By Stephen Seitz
RUTLAND — Nearly a year after the accident, Craig Mosher will appear in court to answer to the charges of negligent involuntary manslaughter at a status conference to be held Monday, June 6.
According to state police and published reports, Woodbridge, Conn., resident Jon Bellis and his wife Kathryn Barry were headed west on U.S. 4 near the Killington-Bridgewater town line on July 31, 2015, when they struck a large Scottish Highlander bull which had gotten out of its pasture, killing it. After hitting the bull, the car traveled down a grassy hill and hit a tree, according to police. Bellis was killed in the crash. Barry was taken to Rutland Regional Medical Center, where she was treated for a wrist injury and released.
The bull belonged to Mosher, and it had escaped from the pasture at Mosher’s company, Mosher Excavating.
On April 4, a grand jury requested by prosecutor Rose Kennedy determined there was probable cause to charge Mosher with involuntary manslaughter.
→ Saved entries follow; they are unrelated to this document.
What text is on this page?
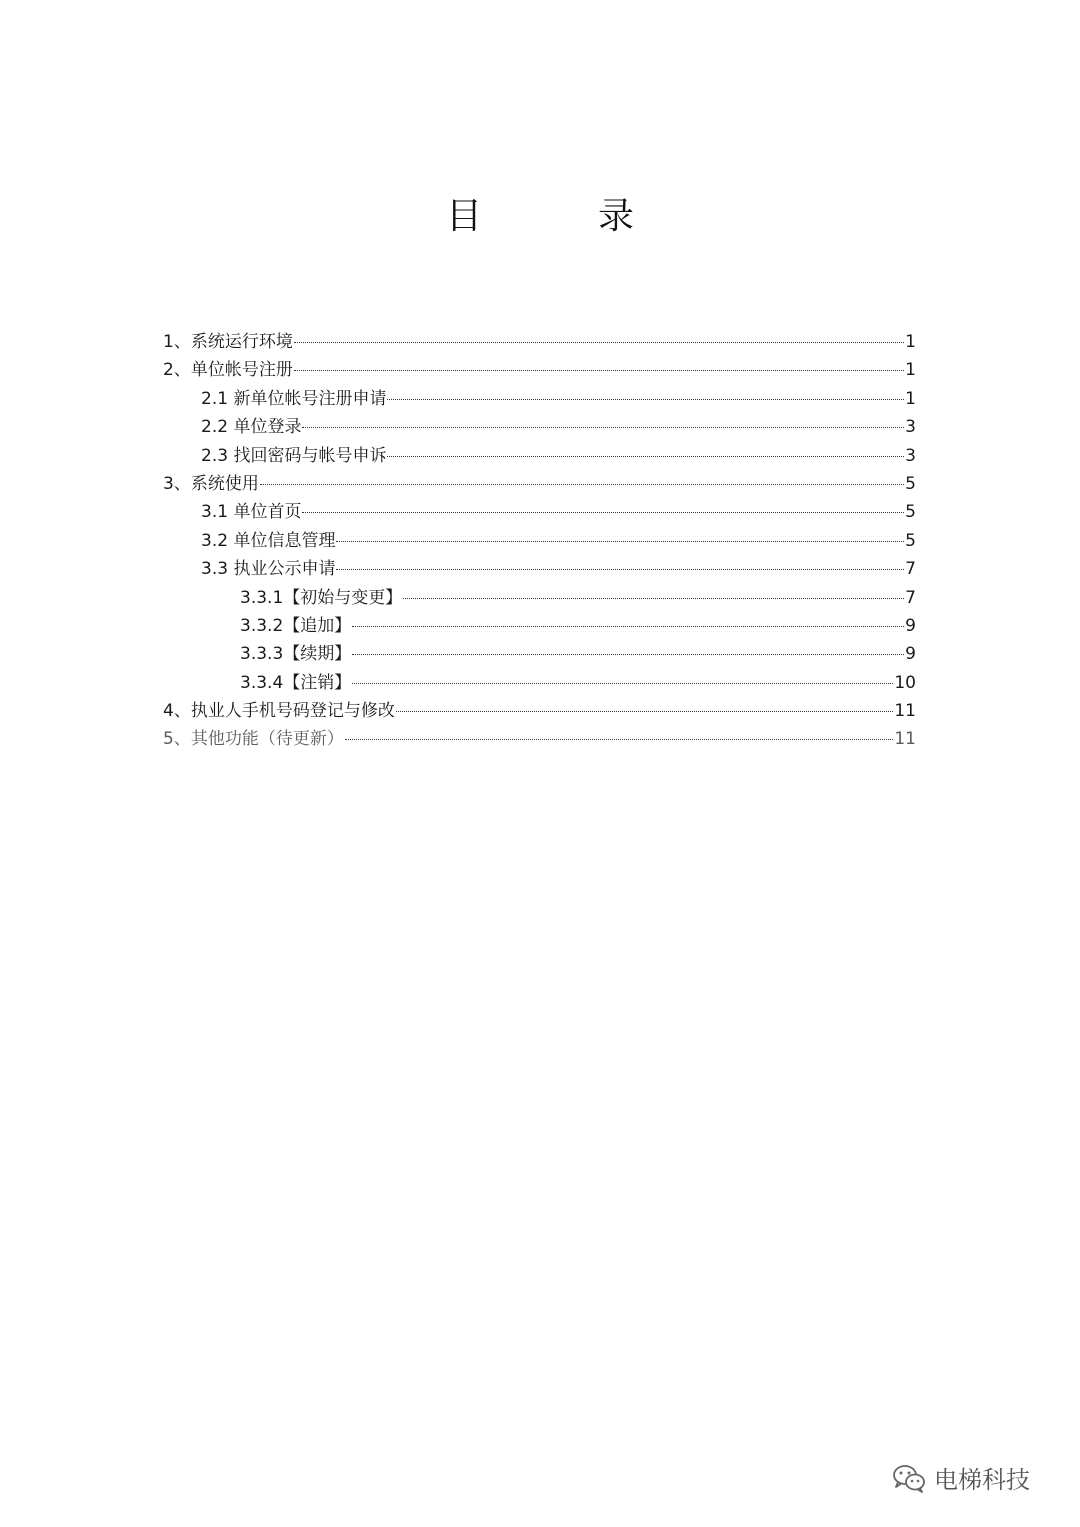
目　录
1、系统运行环境	1
2、单位帐号注册	1
2.1 新单位帐号注册申请	1
2.2 单位登录	3
2.3 找回密码与帐号申诉	3
3、系统使用	5
3.1 单位首页	5
3.2 单位信息管理	5
3.3 执业公示申请	7
3.3.1【初始与变更】	7
3.3.2【追加】	9
3.3.3【续期】	9
3.3.4【注销】	10
4、执业人手机号码登记与修改	11
5、其他功能（待更新）	11
电梯科技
According to the indictment, “ … Craig Mosher, of Killington … was a person who acted with criminal negligence and caused the death of another… by having notice that his Scottish Highlander bull was loose and failed to contain his bull or alert others to this danger and, that his failure to take action caused the death of Jon Bellis.”
If convicted, Mosher faces between one and 15 years in prison a fine of not more than $3,000, or both.
Grand juries are seldom used in Vermont. Probable cause is usually established in most criminal cases, but on those occasions where a prosecutor is unsure if the grounds are solid enough, a grand jury is called in to assess the evidence and issue an indictment.
A status conference takes place so that the attorneys on both sides can make motions and let a judge know where the case stands. They seldom last long; Mosher and 17 others are all scheduled to appear at 3 p.m.